Crazy “Anti-Zionist” article
The funniest response to the Daly article was from a very weird and allegedly anti-Zionist web site that brags about how many times it’s been called “antisemitic.” An article called The Palestinian Struggle and the Lakota Nation's secession from the USA re-prints Daly’s article and then asserts: The fact that a scholar of the crypto-Jewish Middle East Institute bothers to write a long article on the topic makes it pretty clear that the Zionazis are behind the indigenous movements from Hawaii to Alaska to the Midwest. They are doing so as a reminder to U.S. citizens that they too have dispossessed a native population, and therefor have no right to lecture Israelis on their treatment of the Palestinians. They are also trying to scare U.S. citizens, that if the Palestinians were successful in their struggle against the Zionist invaders, they too might be forced one day to pack and leave.
As it happens the Middle East Institute was formed and is run by ex-state department types, most of whom were stationed in Arab nations and who are notoriously pro-Arab. And even if this was a rabid pro-Israel organization which hoped to use Lakota independence for just that purpose, it would not mean that they are “behind” indigenous movements. Any more than all those rich Chinese and Iranians who’d love to see the U.S. break up are behind Vermont or another state or city or locality movements.

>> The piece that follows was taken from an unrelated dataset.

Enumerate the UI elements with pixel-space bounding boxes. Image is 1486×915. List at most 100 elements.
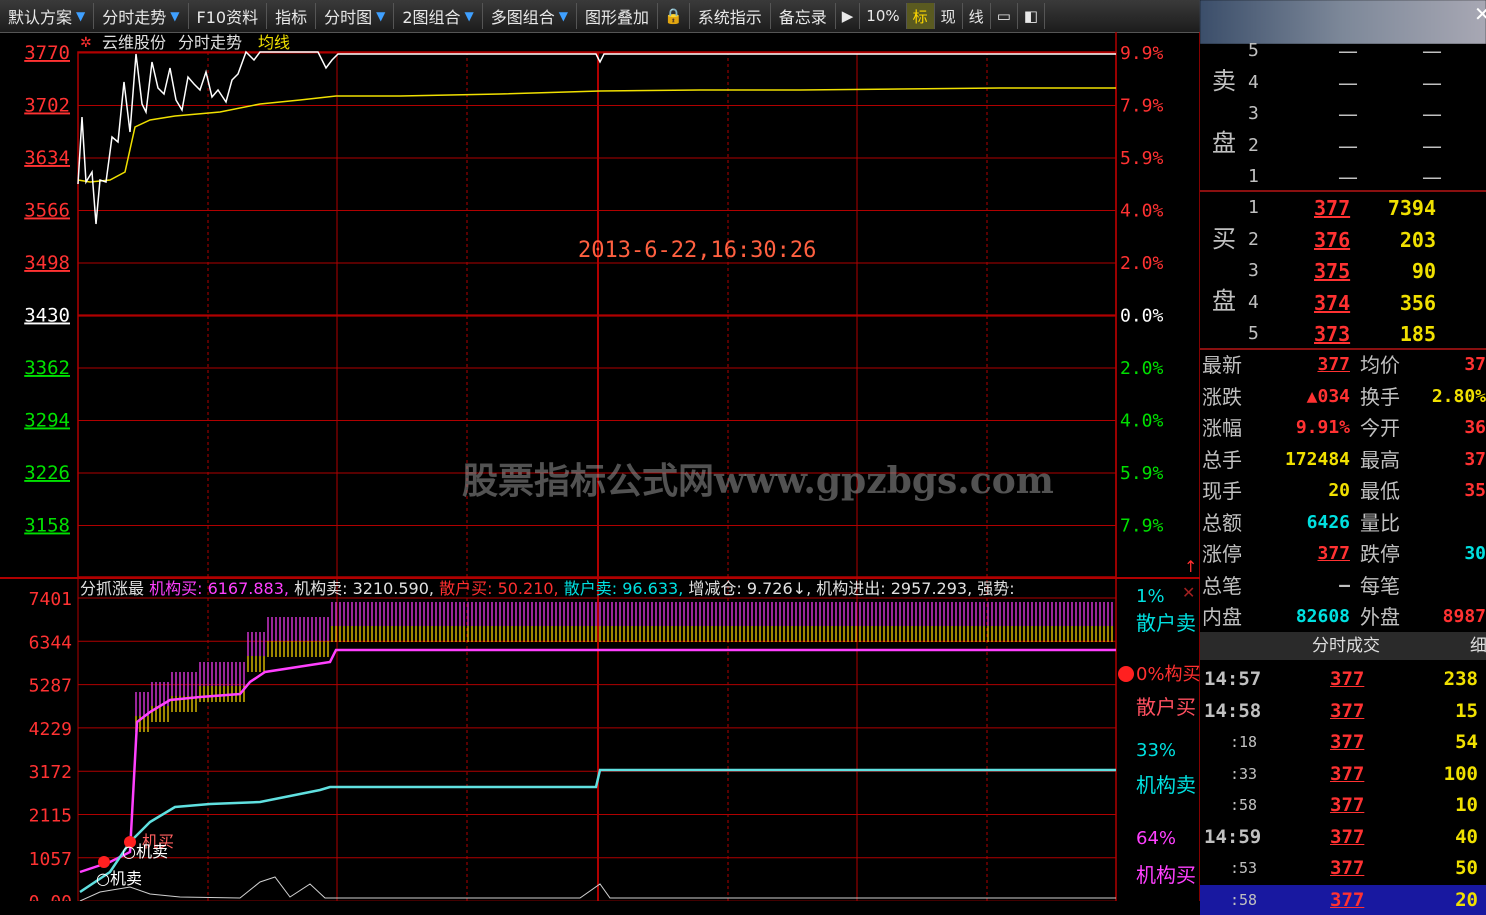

Of course, the United States keeps supporting some nations becoming independent of others – like Kosovo and Taiwan and Darfur and sub-national states of Iran - including through secret monetary donations. How could “the Union” complain if Vermont Republic and Cascadia Independence and Secession.Net and LaRaza or some new Republic of Malcom X’s coffers suddenly became very fat from thousands of $100 cash donations mailed from American cities?Not likely to happen, but those “conspiracy theorists” in the U.S. government have to protect their union. And you wondered why they are trying to crush the cash society and go to all-electronic money that they can trace - and cut off - at will?